Íbamos a echar un magnífico día de campo. Nos dimos cita en una plaza de Las Hilandarias. Reinaba el buen humor. Una comida al aire libre es un acontecimiento festivo.
Entre risas y bromas esperamos a que llegasen todos para ponernos en marcha. Nos dirigimos andando a un lugar situado a cuatro kilómetros del pueblo, en la dehesa Boyal, a orillas de un arroyo flanqueado de adelfas y rosales silvestres.
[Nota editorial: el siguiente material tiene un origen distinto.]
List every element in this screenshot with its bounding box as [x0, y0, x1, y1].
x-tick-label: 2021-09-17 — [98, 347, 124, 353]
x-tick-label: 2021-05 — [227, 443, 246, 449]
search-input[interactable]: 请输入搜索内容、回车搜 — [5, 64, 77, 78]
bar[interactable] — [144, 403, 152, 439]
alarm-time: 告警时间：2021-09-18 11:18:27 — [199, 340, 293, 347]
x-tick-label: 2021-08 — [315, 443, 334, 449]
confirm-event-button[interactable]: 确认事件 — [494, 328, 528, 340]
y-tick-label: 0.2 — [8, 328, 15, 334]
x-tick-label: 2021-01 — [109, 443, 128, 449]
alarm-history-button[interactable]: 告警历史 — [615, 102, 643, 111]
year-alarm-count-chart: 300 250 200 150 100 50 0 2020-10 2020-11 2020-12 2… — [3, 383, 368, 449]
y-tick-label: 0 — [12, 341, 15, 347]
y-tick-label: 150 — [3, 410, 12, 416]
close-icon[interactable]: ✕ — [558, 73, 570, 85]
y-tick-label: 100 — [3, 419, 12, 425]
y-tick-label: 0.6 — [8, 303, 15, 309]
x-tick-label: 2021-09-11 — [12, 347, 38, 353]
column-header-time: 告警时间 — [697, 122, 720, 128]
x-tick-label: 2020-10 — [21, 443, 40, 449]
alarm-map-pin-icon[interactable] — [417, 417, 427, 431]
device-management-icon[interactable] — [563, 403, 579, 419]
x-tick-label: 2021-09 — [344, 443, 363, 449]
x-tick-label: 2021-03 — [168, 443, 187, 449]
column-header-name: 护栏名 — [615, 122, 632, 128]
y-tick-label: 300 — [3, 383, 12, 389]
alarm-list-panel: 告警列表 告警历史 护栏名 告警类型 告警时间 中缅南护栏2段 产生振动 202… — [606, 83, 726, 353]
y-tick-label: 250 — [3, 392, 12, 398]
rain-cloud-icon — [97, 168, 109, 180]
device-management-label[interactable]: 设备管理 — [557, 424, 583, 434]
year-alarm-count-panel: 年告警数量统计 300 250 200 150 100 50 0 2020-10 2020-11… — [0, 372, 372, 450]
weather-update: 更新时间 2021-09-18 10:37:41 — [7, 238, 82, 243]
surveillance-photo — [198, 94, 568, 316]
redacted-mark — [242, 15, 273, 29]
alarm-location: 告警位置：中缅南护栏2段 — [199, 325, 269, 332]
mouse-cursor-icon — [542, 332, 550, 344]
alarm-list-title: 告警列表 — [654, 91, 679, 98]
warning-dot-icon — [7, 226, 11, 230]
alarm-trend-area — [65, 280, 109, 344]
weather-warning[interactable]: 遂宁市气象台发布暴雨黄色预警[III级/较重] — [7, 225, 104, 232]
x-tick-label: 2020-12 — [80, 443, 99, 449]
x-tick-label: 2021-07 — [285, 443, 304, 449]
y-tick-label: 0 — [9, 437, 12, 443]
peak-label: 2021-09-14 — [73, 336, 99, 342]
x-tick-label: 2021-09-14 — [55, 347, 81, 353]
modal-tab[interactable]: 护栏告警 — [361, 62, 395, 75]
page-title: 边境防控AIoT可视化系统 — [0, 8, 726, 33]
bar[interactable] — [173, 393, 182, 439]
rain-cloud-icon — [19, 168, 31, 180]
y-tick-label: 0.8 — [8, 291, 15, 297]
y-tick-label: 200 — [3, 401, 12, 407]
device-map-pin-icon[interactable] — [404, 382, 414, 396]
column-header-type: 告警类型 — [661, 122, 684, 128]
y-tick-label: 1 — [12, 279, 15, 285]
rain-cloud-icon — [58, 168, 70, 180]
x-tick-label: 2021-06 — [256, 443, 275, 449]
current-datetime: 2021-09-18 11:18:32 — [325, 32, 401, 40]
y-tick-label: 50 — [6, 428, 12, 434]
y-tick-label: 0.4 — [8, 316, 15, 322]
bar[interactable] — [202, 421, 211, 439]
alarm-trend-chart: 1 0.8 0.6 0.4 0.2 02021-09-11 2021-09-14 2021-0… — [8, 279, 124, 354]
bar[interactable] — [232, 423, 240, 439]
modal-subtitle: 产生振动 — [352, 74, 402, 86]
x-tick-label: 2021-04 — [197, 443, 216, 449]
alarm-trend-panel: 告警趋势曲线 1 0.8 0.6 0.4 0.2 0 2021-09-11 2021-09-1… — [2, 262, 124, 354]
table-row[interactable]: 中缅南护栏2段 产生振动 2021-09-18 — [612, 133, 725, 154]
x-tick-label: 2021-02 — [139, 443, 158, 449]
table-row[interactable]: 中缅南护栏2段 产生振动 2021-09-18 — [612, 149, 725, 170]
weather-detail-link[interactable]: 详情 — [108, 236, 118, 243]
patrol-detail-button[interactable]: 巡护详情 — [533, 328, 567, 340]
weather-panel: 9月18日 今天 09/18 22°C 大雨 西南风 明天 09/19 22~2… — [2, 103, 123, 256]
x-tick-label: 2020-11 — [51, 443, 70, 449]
Aunque al principio discutimos sobre dónde vamos a ir, al final siempre acabamos en ese paraje, por el que tenemos querencia.
Una buena parte del camino discurre entre dos muretes de piedras sueltas. En el cielo, hay nubes blancas que se alargan y curvan en incipientes espirales. El aire frío y la atmósfera transparente tonifican el espíritu. Estos días soleados de invierno son una bendición.
Soltamos las mochilas y las bolsas al pie de una añosa encina y vamos en busca de leña. El círculo de piedras ennegrecidas donde hacemos fuego, está en su sitio, tal como lo dejamos la última vez.
Si guardamos silencio, se escucha el murmullo del arroyo. Debido a las rocas que jalonan su recorrido, el agua se abre en numerosos brazos. Hay tramos del cauce que están tapizados de musgo, y otros que están pavimentados de guijarros grises y blancos.
No recuerdo quién fue el primero en darse cuenta y señalarlos con el dedo. La comida se nos atragantó.
Estaban posados en las ramas más altas de la encina, inmóviles como estatuas, y nos observaban.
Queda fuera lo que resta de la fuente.